Low Noise ? High Noise ?

The High Noise LoRa contains most of the deepthroat movement, and basic details. The Low Noise refines the movement and improves overall details of the action (penis, testicules, penis/mouth interaction, saliva, micro-movements, etc).
It means that the Low Noise LoRa is not mandatory, especially in use cases where the deepthroat is not done on a penis. So don't forget to try without it!

Lightning LoRa ?

This LoRa behaves very well with Kijai's 4-Step Lightning LoRa (CFG: 1/2, Shift: 7/8)
I even consider results better with it... But that's maybe because I'm not so good at inference on raw Wan 2.2 yet.

All in all, please let me know of any weird quirks about this version, I've tested it quite a lot, but who knows.

Enjoy !
(Don't use this to do illegal sh*ts, I condemn them firmly)

Trigger words (at the start of the prompt):

blowjob, deepthroat;

Helping trigger words

For POV (not mandatory but can help)

blowjob, deepthroat, pov;

For upside down deepthroat (not mandatory but can help):

blowjob, deepthroat, reverse;

For on lap deepthroat (can help, but this use case is under trained so I can't guarantee a good inference)

blowjob, deepthroat, on-lap;

For 69 (not mandatory, but can help):

blowjob, deepthroat, sixnine;

About penises, you can have moderate control on it with those keywords:

penis, dick, erect, flaccid, the foreskin is pulled back, the foreskin is pulled up, glans is visible, glans is hidden, testicules, ...

Helping phrases:

a video on a woman performing a deepthroat blowjob. [...]

A man is moving his penis back and forth in the woman mouth and throat

[...] the penis is going deep into her mouth and throat

The woman is bobbing her head back and forth while sucking the penis

[...] The woman makes the penis wet with translucent saliva 
[...] a bit of foamy translucent saliva accumulates on the penis

(careful with the foamy saliva, it can get weird quick)
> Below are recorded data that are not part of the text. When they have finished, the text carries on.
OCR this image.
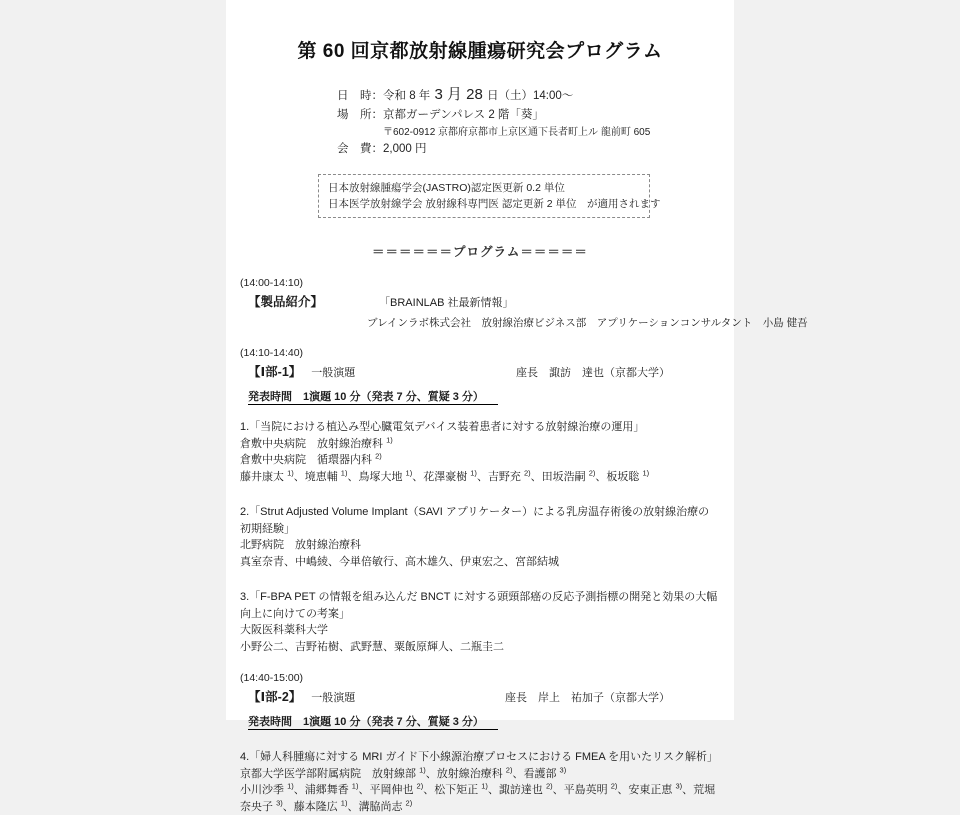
第 60 回京都放射線腫瘍研究会プログラム
日　時：令和 8 年 3 月 28 日（土）14:00～
場　所：京都ガーデンパレス 2 階「葵」
〒602-0912 京都府京都市上京区通下長者町上ル 龍前町 605
会　費：2,000 円
日本放射線腫瘍学会(JASTRO)認定医更新 0.2 単位
日本医学放射線学会 放射線科専門医 認定更新 2 単位　が適用されます
＝＝＝＝＝＝プログラム＝＝＝＝＝
(14:00-14:10)
【製品紹介】	「BRAINLAB 社最新情報」
ブレインラボ株式会社　放射線治療ビジネス部　アプリケーションコンサルタント　小島 健吾
(14:10-14:40)
【Ⅰ部-1】 一般演題	座長　諏訪　達也（京都大学）
発表時間　1演題 10 分（発表 7 分、質疑 3 分）
1.「当院における植込み型心臓電気デバイス装着患者に対する放射線治療の運用」
倉敷中央病院　放射線治療科 $^{1)}$
倉敷中央病院　循環器内科 $^{2)}$
藤井康太 $^{1)}$、境恵輔 $^{1)}$、鳥塚大地 $^{1)}$、花澤豪樹 $^{1)}$、吉野充 $^{2)}$、田坂浩嗣 $^{2)}$、板坂聡 $^{1)}$
2.「Strut Adjusted Volume Implant（SAVI アプリケーター）による乳房温存術後の放射線治療の初期経験」
北野病院　放射線治療科
真室奈青、中嶋綾、今単倍敏行、高木雄久、伊東宏之、宮部結城
3.「F-BPA PET の情報を組み込んだ BNCT に対する頭頸部癌の反応予測指標の開発と効果の大幅向上に向けての考案」
大阪医科薬科大学
小野公二、吉野祐樹、武野慧、粟飯原輝人、二瓶圭二
(14:40-15:00)
【Ⅰ部-2】 一般演題	座長　岸上　祐加子（京都大学）
発表時間　1演題 10 分（発表 7 分、質疑 3 分）
4.「婦人科腫瘍に対する MRI ガイド下小線源治療プロセスにおける FMEA を用いたリスク解析」
京都大学医学部附属病院　放射線部 $^{1)}$、放射線治療科 $^{2)}$、看護部 $^{3)}$
小川沙季 $^{1)}$、浦郷舞香 $^{1)}$、平岡伸也 $^{2)}$、松下矩正 $^{1)}$、諏訪達也 $^{2)}$、平島英明 $^{2)}$、安東正恵 $^{3)}$、荒堀奈央子 $^{3)}$、藤本隆広 $^{1)}$、溝脇尚志 $^{2)}$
To help trigger throat bulging (still unstable, couldn't make it works correctly yet):

Her throat is (prominently|slightly) bulging as the man's penis penetrates her mouth and throat

Example prompt:

blowjob, deepthroat; a video on a woman with fair skin performing a deepthroat blowjob. She kneeling in front of a man. The man is moving his erect penis back and forth in the woman mouth and throat, while she is sucking the man's penis, the penis is going deep into her mouth and throat. Her throat is prominently bulging as the man's penis penetrates her mouth and throat. She makes the penis wet with translucent saliva.

Wan 2.1

Recommended LoRa weight (480p): 1

The weight can be reduced to limit amplitude, or limit weird behaviours. But 1 should be fine most of the time.

Can be used alone.
Enjoy!

Trigger words (at the start of the prompt):

blowjob, deepthroat;

Helping trigger words

For POV (not mandatory but can help)

blowjob, deepthroat, pov;

For upside down deepthroat (not mandatory but can help):

blowjob, deepthroat, reverse;

For on lap deepthroat (can help, but this use case is under trained so I can't guarantee a good inference)
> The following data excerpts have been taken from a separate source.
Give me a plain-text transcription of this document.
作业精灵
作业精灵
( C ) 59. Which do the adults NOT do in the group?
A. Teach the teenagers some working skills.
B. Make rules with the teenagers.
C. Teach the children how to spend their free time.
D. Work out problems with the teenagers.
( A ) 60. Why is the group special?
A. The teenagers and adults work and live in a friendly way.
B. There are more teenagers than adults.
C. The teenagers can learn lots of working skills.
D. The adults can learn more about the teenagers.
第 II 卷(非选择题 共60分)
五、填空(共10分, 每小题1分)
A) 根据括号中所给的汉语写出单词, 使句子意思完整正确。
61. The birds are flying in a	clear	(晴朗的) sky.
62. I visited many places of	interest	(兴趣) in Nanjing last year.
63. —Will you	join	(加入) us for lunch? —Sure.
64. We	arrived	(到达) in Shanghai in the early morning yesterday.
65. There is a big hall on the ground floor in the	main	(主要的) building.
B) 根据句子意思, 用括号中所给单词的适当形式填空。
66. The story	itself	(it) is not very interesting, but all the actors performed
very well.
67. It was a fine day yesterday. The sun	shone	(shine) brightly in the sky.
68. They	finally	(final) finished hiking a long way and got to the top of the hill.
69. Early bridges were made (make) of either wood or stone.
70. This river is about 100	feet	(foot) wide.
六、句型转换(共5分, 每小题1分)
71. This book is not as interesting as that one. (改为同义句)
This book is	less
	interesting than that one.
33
blowjob, deepthroat, on-lap;

For 69 (not mandatory, but can help):

blowjob, deepthroat, sixnine;

Helping phrases:

a video on a woman performing a deepthroat blowjob. [...]

A man is moving his penis back and forth in the woman mouth and throat

[...] the penis is going deep into her mouth and throat

The woman is bobbing her head back and forth while sucking the penis

To help trigger throat bulging (instable at the moment, need more work):

Her throat is (prominently|slightly) bulging as the man's penis penetrates her mouth and throat

Example prompt:

blowjob, deepthroat; a video on a woman with fair skin performing a deepthroat blowjob. She kneeling in front of a man. The man is moving his penis back and forth in the woman mouth and throat, while she is sucking the man's penis, the penis is going deep into her mouth and throat. Her throat is prominently bulging as the man's penis penetrates her mouth and throat.

Training

This is my first LoRa training, any feedback is welcome. I'm pretty happy with the final result, but there are still details to work on (throat bulging, stability in reverse, handle spit better, ...).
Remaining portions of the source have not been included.